Your folder structure. The agent can see it. Your tech stack. It's in package.json or Cargo.toml or go.mod. Coding style rules your linter already enforces. ("Never send an LLM to do a linter's job.") API patterns visible in your existing code. Generic best practices like "write clean code" or "follow SOLID principles." The agent was trained on the internet. It knows.

What should stay: build, test, and lint commands. Deploy steps. Environment setup. Team conventions that live in people's heads. Known gotchas. Architecture decisions that aren't obvious from reading the code.

DHH made the connection explicit: "Convention over configuration set the path for 20+ years of great training data for AI to use today." If your codebase follows conventions, the agent already understands them. You don't need to re-explain Rails to an agent trained on every Rails app on GitHub.

The best agent setup isn't the one with the most files. It's the one where every line prevents a specific failure.

The attention budget

Your agent's system prompt already contains dozens of instructions. Every benchmark from the last year tells the same story: instruction-following degrades as constraint density increases. CodeIF-Bench showed it in interactive coding. PACIFIC showed it in sequential code tasks. ConInstruct showed models silently ignore conflicts rather than ask. That leaves a narrow window for your AGENTS.md, your skills, your plugins, and your actual prompts. Combined.

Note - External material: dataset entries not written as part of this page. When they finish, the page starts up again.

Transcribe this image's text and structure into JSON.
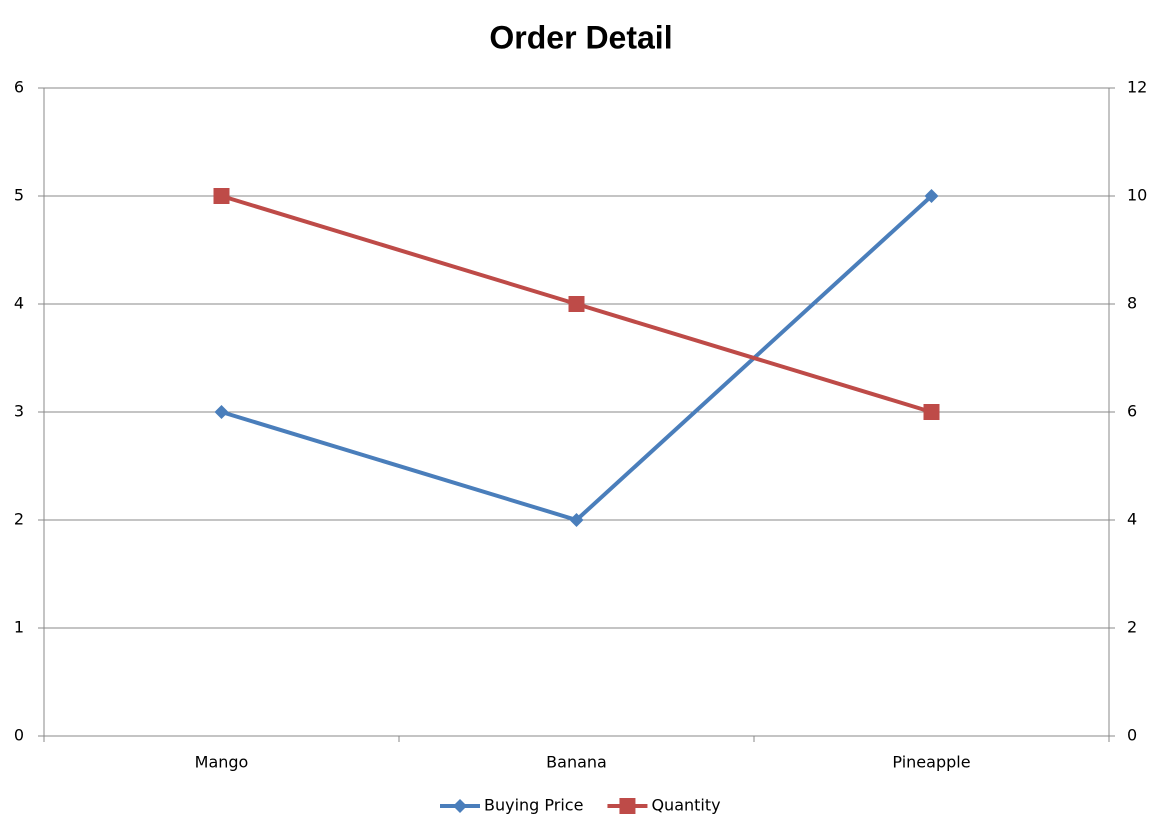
{
  "chart_data": {
    "type": "line",
    "title": "Order Detail",
    "categories": [
      "Mango",
      "Banana",
      "Pineapple"
    ],
    "series": [
      {
        "name": "Buying Price",
        "color": "#4a7ebb",
        "marker": "diamond",
        "values": [
          3,
          2,
          5
        ]
      },
      {
        "name": "Quantity",
        "color": "#be4b48",
        "marker": "square",
        "axis": "y2",
        "values": [
          10,
          8,
          6
        ]
      }
    ],
    "ylim": [
      0,
      6
    ],
    "yticks": [
      0,
      1,
      2,
      3,
      4,
      5,
      6
    ],
    "y2lim": [
      0,
      12
    ],
    "y2ticks": [
      0,
      2,
      4,
      6,
      8,
      10,
      12
    ],
    "grid": true,
    "legend": "bottom"
  }
}
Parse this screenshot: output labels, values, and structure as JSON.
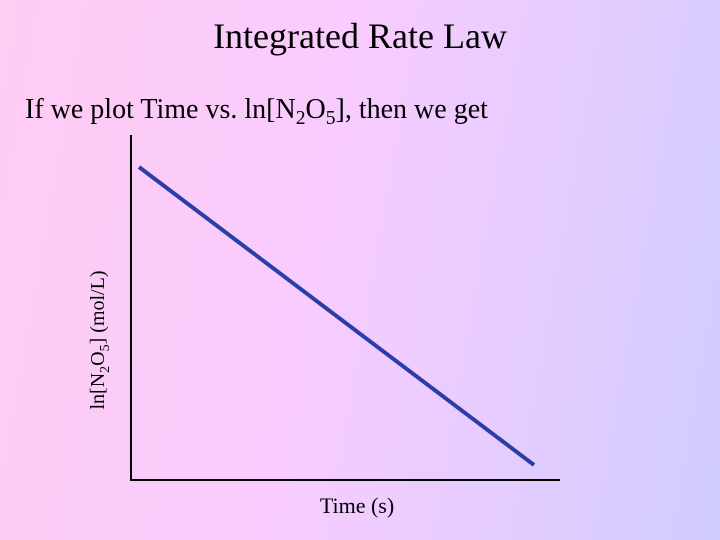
{
  "header": {
    "title": "Integrated Rate Law"
  },
  "subtitle": {
    "parts": [
      "If we plot Time vs. ln[N",
      "2",
      "O",
      "5",
      "], then we get"
    ]
  },
  "graph": {
    "x_label": "Time (s)",
    "y_label": {
      "parts": [
        "ln[N",
        "2",
        "O",
        "5",
        "] (mol/L)"
      ]
    }
  }
}
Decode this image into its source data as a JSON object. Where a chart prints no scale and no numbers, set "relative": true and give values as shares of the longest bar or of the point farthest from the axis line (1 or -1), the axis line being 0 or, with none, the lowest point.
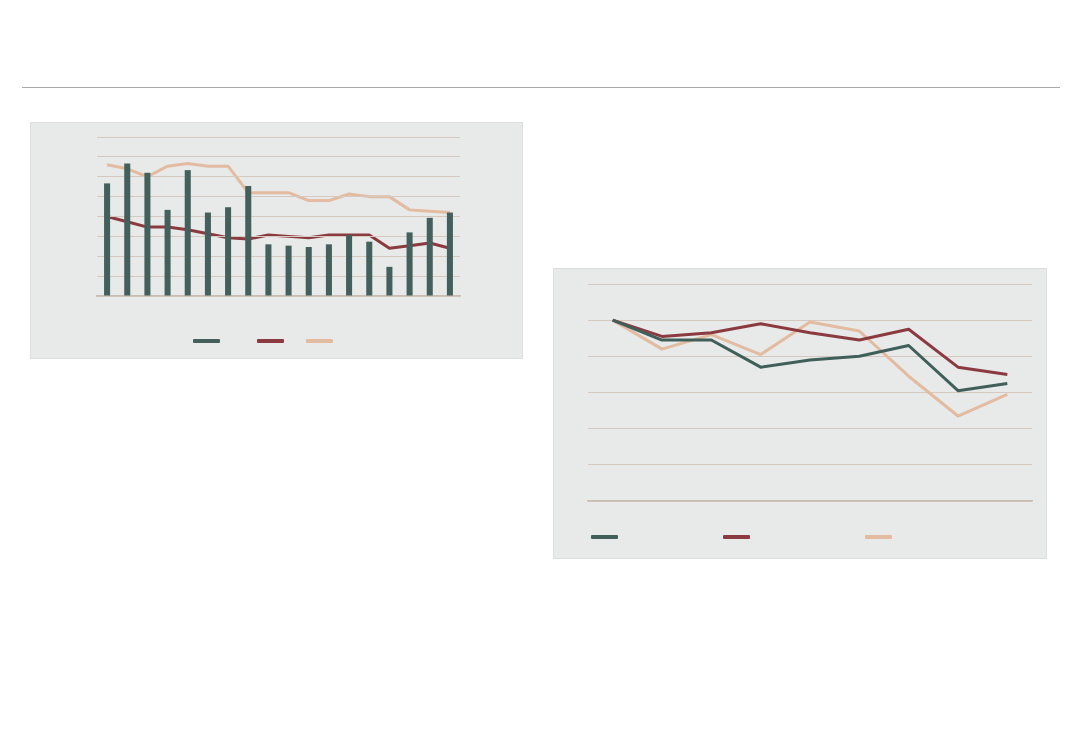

Every line you add pushes something else out. A rule about folder structure displaces a rule about deploy steps. A generic best practice crowds out a project-specific gotcha. You're choosing what gets ignored.

Treat every line like ad space. It has to justify its rent.

Convention over configuration, again

The Rails community solved a version of this twenty years ago. Before Rails, you configured everything. Database mappings. URL routing. File locations. All explicit, all manual. Rails said: follow the convention and skip the config. The framework figures it out.

Agents are getting there. The tools derive context from your codebase now. Most developers haven't updated their habits to match.

The test

Open your AGENTS.md right now. For every line, ask: does this prevent a failure the agent would actually make?

If you can't point to the failure, delete the line.

You'll notice the difference when it actually follows the ones that remain.